Reuters continues its spin on the economic report in its opening graphs:
New orders for a range of long-lasting U.S. manufactured goods unexpectedly rose in October, but sharp downward revisions to the prior month’s data and weak spending plans by businesses suggested manufacturing was taking a breather.The Commerce Department said on Wednesday durable goods orders excluding transportation rose 0.7 percent after a downwardly revised 0.6 percent increase in September. Economists had forecast this category unchanged from the previously reported 1.8 percent rise.
But weak demand for transportation equipment saw overall orders falling 0.7 percent after declining 1.5 percent in September. Economists had forecast overall orders dropping 1.0 percent last month.
First, two months of declining output is “taking a breather?” Sounds more like taking a punch. Jumping off from its headline, Reuters reports that orders for a “range” of goods unexpectedly rose and they proceed to report economic numbers while obscuring at least three bad bits of news:
- September’s numbers were revised sharply downward
- The downward revisions were much larger than economists expected, and
- October’s drop-off was much larger than economists expected.
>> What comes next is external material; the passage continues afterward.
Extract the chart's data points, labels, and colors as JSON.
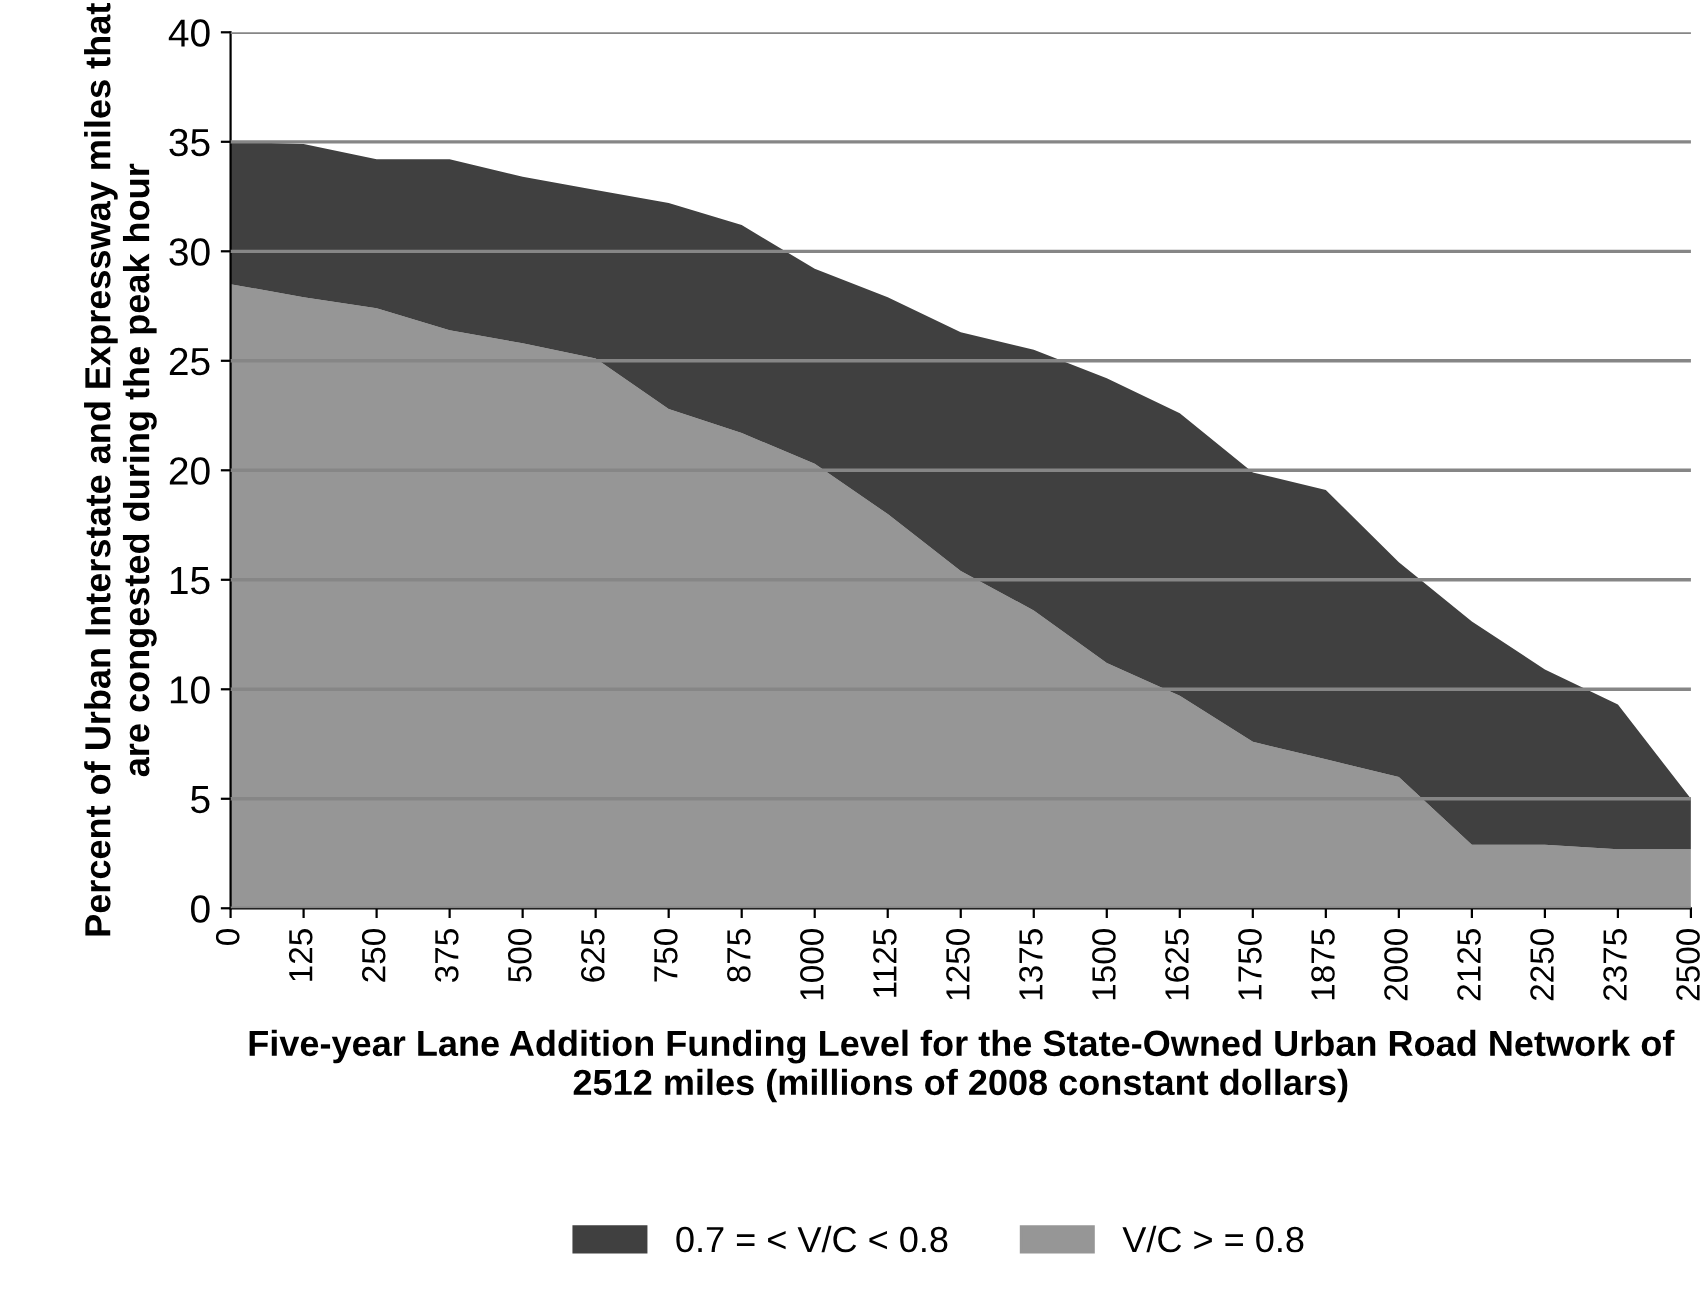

Contrast Reuters’ ‘rose-colored’ glasses take with the AP’s:
Business orders for long-lasting manufactured goods fell for a second straight month in October. While much of the weakness came from a big drop in demand for commercial aircraft, a key category that tracks business investment spending fell by the largest amount since January.
The Commerce Department reported Wednesday that orders for durable goods fell 0.7 percent following a September decline of 1.5 percent. Orders for core capital goods, considered a good proxy for business investment spending, dropped 1.8 percent, the biggest decline since a 4.8 percent fall in January.
Someone needs to tell Reuters, “You’re entitled to your own opinion, but not your own facts.”